Fertilizer. What a joke, right? Just as with Pets.com back in 2000, investors bought into another crazy bubble story about turning something mundane into something magnificent.

But wait a second. There is at least one slight difference. The fertilizer companies weren't just projecting future profits. They were -- scratch that, are -- making real money by the truckload.

Look at PotashCorp (NYSE:POT). In the recently tallied third quarter, the company earned a gross margin -- sales net of selling costs like ocean freight -- of $1.7 billion. Gross margin is driven largely by the company's namesake mineral fertilizer, and this company, like the Saudi Arabia of potash, has some of the only spare capacity in the world. As demand has grown and supply has tightened, PotashCorp has increased volumes and especially prices, translating to huge gains.

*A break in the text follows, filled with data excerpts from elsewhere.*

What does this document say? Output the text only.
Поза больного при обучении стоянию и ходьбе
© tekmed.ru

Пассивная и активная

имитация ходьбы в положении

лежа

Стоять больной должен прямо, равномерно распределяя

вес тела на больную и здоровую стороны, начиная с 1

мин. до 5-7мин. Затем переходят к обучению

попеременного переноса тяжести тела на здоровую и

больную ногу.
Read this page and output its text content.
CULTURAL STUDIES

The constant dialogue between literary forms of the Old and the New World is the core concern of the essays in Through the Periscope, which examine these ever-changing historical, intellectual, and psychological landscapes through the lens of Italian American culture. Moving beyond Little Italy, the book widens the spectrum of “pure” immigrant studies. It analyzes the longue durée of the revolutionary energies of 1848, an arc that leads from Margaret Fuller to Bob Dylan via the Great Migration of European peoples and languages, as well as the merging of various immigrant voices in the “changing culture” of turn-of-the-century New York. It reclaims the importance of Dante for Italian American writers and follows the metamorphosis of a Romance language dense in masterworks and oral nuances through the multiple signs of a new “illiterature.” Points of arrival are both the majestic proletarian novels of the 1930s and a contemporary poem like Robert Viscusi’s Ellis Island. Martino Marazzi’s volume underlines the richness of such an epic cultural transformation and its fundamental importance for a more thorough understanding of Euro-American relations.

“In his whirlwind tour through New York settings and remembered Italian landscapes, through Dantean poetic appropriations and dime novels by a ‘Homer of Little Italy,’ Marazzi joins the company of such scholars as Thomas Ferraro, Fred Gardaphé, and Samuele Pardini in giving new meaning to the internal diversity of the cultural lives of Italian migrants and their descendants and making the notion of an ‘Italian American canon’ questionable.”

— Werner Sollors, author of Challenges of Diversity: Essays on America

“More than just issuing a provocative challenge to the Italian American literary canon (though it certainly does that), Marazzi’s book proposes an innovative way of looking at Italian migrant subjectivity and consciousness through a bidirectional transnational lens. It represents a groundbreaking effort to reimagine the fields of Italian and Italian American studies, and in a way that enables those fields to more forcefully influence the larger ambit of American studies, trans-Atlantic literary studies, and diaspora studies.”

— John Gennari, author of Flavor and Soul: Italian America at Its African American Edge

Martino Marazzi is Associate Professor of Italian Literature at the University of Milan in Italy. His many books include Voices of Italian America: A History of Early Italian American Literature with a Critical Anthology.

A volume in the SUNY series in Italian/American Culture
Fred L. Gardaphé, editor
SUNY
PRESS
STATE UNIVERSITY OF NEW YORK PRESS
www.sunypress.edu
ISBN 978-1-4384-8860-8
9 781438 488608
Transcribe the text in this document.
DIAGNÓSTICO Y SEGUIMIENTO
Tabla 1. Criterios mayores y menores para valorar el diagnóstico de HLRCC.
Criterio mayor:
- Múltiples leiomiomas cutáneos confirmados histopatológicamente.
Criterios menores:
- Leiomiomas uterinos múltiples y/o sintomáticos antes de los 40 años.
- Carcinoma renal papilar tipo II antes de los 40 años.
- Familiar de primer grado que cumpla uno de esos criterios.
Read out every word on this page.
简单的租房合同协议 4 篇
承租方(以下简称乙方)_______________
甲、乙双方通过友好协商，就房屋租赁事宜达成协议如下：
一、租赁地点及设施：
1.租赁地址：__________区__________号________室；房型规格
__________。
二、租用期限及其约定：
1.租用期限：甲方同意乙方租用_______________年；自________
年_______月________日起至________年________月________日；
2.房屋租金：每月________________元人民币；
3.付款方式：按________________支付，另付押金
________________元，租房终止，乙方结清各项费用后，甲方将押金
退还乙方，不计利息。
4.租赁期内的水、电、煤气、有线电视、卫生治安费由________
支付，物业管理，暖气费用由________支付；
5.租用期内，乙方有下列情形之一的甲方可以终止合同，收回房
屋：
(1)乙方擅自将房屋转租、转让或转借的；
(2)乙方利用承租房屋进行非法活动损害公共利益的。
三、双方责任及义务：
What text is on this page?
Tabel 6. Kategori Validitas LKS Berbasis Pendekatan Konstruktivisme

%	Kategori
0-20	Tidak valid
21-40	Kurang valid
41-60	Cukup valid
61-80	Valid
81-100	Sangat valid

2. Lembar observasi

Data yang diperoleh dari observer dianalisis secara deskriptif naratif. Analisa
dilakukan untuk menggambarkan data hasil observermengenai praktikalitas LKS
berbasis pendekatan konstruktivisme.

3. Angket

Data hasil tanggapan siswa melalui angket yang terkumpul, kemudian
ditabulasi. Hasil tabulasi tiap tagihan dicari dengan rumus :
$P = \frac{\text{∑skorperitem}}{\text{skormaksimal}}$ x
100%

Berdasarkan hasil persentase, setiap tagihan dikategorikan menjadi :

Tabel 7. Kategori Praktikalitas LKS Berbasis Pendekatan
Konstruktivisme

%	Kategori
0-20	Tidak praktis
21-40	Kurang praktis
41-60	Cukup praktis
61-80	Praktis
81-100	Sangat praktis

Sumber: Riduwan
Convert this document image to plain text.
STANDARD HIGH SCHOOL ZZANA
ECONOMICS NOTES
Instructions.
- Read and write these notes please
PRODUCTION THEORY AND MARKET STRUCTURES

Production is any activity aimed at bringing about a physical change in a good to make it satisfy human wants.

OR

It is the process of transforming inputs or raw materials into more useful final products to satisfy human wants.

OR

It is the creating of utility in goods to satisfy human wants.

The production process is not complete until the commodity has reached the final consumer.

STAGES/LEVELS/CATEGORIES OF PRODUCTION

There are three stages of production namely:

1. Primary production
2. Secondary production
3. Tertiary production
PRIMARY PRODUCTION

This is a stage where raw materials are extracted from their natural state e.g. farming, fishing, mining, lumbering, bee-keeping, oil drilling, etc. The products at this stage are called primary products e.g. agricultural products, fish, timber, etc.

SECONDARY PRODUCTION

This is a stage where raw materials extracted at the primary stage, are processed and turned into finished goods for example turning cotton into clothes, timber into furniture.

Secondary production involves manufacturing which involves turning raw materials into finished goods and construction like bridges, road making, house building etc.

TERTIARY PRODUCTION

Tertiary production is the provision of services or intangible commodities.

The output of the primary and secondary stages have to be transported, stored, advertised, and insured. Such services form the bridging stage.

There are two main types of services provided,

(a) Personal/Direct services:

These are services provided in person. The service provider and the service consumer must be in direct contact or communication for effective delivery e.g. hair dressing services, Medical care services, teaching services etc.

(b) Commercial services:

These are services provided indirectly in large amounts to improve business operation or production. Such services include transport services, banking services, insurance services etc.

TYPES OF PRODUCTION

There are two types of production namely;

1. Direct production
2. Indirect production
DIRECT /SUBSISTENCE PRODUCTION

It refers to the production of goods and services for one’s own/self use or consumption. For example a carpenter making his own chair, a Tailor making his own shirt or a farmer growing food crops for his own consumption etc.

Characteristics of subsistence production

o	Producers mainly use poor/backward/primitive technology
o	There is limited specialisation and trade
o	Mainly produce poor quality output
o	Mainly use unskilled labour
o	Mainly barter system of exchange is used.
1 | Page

Earnings this quarter exceeded those for the entire record 2007 fiscal year. Chew on that for a moment.

OK. Clearly, prices for the goods sold by this company, and competitors like Mosaic (NYSE:MOS) and Agrium (NYSE:AGU), have run up unbelievably high. Is this just another tulip mania?

Tulips are nice and all, but the world doesn't need 'em. Food, which can only feed the 6.7 billion inhabitants of this earth with the help of fertilizers, is a little more fundamental. PotashCorp's CEO probably doesn't need to point this out to anyone, but here it is: "[T]he need for food is not abating."

On second thought, maybe he does need to point this out. People have concocted all kinds of ideas about the fragile state of the world today. It's important to remember that agricultural cycles can follow a rhythm all their own.

I'm watching corn and soybean futures plummet here, which does argue for diminished fertilizer demand in the months ahead, but the self-correcting mechanism is important to recognize. I've noted before that global food stocks -- and by that, I don't mean Kraft (NYSE:KFT) or Monsanto (NYSE:MON) -- sit around multidecade lows. Anything less than a bumper crop next year, and prices will march higher in a hurry, as shortages of staples like wheat and rice start to emerge.

I liked PotashCorp at twice today's price, so you'd better believe I like it down here.